I may not have agreed wholeheartedly with everything posted here over the past five years, but when you have a thousand blog posts explicitly seeking what the radical centre means, you have to have made some progress.
We have tried to take the contributions from left and right and from most points in between – and during the leadership of three prime ministers, two Labour leaders, and no less than four Lib Dem leaders. There has been no shortage of tweaked new approaches to politics.
We have also been publishing during, not just Brexit, but also during the rise of an intolerant counter-culture – I speak as someone whose blog was pulled from another site recently because I had used the phrase ‘comfort food’.
It is true that the whole idea of comfort eating is a bit of a non-starter. It could perhaps have triggered some kind of repeat food ‘issue’. Yet there have to be limits to this kind of ultra-sensitivity and I believe it is this.
The implication is that so many people can be ‘triggered’ – by anything from lines in Shakespeare to insensitive blogs – is because society itself is toxic. For women, in particular.
Margaret Thatcher famously said there was no such thing as society. Now there are sections of the left who believe that society exists, but is irredeemably hypocritical – too toxic for many of us to live normal lives.

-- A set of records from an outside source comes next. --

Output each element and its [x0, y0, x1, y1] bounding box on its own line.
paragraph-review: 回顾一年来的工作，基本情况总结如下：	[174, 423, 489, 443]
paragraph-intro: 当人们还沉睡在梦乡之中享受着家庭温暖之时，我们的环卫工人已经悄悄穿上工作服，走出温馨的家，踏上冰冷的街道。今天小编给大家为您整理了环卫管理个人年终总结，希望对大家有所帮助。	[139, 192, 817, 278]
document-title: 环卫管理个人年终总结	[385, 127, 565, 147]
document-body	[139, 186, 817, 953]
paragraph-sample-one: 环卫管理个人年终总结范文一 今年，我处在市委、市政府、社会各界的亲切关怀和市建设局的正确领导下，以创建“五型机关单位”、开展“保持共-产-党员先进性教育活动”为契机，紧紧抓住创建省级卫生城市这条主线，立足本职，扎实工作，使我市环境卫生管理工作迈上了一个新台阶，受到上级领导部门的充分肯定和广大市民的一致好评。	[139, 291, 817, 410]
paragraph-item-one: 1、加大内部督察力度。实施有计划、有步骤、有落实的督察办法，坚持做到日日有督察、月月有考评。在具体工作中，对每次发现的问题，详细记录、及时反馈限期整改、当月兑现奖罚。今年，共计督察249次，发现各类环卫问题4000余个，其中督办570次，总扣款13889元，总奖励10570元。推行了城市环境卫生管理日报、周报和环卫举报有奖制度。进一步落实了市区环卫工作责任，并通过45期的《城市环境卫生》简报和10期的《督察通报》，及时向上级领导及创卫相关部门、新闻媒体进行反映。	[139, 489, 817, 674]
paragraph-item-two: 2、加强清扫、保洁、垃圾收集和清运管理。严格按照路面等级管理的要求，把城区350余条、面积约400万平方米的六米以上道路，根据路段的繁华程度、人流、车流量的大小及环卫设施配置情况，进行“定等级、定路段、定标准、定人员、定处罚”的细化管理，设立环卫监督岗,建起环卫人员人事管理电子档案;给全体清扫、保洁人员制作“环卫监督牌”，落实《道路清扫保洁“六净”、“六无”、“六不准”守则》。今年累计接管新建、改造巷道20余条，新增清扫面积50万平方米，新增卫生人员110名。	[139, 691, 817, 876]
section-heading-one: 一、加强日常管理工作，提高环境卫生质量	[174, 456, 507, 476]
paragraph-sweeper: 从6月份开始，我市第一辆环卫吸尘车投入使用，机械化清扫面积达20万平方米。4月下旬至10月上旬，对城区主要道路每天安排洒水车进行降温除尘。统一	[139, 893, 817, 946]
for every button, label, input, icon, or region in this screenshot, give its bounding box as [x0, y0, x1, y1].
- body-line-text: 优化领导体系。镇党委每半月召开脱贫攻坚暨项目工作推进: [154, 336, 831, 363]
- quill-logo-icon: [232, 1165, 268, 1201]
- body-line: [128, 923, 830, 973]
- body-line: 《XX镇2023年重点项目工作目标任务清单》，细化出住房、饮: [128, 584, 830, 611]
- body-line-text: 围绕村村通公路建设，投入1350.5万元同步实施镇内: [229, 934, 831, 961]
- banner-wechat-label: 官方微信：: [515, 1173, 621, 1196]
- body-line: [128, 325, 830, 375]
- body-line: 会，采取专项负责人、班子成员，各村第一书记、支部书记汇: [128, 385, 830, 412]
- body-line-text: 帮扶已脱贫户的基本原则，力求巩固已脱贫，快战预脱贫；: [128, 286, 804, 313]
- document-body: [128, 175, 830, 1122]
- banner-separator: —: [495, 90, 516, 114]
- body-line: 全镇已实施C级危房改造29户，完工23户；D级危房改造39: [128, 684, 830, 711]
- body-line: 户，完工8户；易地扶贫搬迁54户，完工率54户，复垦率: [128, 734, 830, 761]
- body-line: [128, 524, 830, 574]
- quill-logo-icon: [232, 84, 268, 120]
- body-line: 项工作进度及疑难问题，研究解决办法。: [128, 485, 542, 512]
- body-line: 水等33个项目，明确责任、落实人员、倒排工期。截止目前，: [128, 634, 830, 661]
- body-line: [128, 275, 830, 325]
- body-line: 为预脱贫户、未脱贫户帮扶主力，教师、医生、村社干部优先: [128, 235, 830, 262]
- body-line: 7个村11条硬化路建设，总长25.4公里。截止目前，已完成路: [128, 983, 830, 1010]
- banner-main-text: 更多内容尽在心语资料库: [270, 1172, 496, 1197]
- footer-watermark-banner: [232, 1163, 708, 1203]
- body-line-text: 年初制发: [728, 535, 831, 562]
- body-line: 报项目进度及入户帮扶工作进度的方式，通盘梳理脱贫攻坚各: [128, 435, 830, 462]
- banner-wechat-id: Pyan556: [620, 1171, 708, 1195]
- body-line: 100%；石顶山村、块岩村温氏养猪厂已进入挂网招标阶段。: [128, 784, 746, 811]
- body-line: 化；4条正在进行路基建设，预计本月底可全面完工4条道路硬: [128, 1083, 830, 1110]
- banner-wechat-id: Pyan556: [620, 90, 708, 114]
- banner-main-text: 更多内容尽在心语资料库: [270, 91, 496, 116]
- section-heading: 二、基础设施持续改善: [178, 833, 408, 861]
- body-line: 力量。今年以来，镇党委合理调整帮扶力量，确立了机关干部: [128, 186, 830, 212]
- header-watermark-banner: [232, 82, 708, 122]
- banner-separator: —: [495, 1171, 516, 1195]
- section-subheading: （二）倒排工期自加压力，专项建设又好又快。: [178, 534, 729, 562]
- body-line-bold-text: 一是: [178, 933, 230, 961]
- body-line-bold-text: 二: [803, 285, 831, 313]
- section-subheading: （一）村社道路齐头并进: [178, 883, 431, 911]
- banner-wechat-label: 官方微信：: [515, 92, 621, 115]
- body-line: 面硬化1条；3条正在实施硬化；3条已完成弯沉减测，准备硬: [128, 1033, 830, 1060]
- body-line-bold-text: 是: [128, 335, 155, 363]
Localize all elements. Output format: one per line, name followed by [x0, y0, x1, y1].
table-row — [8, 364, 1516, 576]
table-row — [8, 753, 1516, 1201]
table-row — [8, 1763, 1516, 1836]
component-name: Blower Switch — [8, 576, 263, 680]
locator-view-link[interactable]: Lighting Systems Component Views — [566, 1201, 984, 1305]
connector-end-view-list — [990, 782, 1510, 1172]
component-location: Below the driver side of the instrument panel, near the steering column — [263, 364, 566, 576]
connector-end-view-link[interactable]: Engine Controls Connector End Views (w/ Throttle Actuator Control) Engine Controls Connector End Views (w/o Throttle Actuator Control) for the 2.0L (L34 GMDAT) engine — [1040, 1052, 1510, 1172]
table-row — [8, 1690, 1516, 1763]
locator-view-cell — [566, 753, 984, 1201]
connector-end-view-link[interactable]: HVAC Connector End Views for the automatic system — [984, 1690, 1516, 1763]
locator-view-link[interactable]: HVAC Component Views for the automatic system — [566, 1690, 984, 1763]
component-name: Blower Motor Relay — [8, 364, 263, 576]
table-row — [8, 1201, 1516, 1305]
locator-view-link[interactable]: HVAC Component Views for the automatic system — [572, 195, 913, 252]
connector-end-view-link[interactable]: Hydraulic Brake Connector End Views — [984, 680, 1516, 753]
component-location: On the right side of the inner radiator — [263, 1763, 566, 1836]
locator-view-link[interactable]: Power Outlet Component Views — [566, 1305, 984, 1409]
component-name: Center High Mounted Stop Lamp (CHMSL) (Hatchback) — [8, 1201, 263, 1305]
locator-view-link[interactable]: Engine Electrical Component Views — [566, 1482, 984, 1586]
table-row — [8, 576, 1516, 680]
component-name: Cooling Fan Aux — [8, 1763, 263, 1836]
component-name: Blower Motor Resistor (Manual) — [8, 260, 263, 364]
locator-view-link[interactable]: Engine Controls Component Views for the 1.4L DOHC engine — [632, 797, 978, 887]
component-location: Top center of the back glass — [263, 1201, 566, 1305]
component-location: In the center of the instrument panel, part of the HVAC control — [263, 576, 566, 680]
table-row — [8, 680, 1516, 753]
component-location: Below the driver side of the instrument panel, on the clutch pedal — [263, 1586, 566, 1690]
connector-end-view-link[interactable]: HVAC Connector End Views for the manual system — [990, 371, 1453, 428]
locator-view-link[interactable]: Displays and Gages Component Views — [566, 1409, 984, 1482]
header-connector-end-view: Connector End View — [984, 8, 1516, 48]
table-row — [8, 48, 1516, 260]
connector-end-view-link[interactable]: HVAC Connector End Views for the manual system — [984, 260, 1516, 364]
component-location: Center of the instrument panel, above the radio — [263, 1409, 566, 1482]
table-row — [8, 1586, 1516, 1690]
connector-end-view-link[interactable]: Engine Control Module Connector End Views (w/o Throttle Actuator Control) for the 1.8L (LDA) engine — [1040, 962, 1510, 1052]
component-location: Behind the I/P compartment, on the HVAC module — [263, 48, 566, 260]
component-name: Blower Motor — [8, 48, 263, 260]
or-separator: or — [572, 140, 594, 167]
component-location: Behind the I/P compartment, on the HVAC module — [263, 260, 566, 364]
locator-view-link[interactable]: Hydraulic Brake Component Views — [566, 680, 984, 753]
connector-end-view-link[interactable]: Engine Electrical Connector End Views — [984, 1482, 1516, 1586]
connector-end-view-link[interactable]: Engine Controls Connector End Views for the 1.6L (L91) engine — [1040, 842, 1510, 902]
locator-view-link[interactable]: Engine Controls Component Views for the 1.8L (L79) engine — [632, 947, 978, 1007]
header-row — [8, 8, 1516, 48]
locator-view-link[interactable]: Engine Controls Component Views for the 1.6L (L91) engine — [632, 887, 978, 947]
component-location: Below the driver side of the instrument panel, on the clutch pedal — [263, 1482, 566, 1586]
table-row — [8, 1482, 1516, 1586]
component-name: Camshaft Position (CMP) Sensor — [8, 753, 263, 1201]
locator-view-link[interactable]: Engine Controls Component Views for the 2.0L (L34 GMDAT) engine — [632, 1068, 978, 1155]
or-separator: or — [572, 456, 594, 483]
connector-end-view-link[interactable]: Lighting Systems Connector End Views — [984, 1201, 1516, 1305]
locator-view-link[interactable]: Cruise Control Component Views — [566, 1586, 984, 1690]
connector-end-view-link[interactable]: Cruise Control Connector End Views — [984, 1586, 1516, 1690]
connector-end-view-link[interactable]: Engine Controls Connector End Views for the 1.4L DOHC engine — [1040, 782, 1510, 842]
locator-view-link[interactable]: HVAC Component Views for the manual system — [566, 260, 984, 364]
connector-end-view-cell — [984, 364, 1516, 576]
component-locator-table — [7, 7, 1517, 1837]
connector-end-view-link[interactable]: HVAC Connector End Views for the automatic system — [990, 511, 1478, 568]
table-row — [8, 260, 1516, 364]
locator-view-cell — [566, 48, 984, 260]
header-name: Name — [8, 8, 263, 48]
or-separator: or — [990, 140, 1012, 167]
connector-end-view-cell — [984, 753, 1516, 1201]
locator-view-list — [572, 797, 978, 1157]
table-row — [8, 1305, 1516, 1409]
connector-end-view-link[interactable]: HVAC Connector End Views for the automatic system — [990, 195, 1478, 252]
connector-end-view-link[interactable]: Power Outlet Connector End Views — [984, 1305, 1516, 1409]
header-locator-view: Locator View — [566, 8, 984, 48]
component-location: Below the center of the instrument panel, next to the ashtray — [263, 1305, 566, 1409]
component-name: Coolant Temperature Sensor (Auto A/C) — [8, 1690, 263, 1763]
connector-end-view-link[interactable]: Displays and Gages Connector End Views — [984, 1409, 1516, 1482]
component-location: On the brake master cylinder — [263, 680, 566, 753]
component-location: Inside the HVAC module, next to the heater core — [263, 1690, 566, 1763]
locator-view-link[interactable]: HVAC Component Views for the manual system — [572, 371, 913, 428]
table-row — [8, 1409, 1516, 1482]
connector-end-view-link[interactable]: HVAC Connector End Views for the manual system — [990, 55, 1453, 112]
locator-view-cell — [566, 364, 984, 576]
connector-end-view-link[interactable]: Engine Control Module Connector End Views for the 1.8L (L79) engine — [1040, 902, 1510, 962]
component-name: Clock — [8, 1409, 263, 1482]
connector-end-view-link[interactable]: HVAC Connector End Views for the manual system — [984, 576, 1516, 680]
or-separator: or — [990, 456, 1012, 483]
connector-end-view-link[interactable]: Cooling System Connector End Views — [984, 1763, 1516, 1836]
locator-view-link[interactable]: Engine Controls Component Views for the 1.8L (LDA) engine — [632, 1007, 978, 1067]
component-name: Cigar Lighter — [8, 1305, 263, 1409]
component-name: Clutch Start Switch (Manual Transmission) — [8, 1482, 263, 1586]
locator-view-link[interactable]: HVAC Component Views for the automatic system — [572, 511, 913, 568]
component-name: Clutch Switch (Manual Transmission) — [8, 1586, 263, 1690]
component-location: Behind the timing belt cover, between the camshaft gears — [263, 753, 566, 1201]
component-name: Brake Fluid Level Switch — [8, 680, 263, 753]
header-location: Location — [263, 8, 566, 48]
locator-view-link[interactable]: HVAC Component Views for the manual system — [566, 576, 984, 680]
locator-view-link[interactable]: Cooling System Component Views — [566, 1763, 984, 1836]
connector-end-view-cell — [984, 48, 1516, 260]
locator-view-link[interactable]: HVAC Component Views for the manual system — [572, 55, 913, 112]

The radical centre – let me say it here, with any authority I have at my disposal as editor of this blog – does believe in society. And in community, which – despite the obvious problems – is the only way humanity can rescue itself from its current difficulties. That sounds a little glib, but only because so much of what we have written before has been about how that works in practice.
The peculiar psychology of socialism tends to make socialists angrier than anyone else. Every political tradition had its own underpinning profile – conservatives have a bizarre and unjustified self-belief and liberals feel somewhat left out.
The anger issue is peculiarly off-putting, and it does them no favours, particularly when it is linked to cynicism about most of what happens. None of this suggests that there is no reason for anger – and especially, now, perhaps on behalf of women at night.
But there has to be some openness to hope and possibility, which is hard to do when you approach any new idea as if it needed first to prove its purity.
The great Distributist G. K. Chesterton’s stumbling block – why he could not be a socialist – was the “tone of bitterness [and] atmosphere of hopelessness” encouraged among them. And, a century on, take a long hard look at those on the socialist left that you know, and it still feels remarkably similar.
What does this say about the radical centre? Not that we are complacent about the multiple issues before us, I believe, but that we are not hopeless about them. Even if the solutions are not yet apparent, they will be – when we work or talk together. In short, we believe that community works.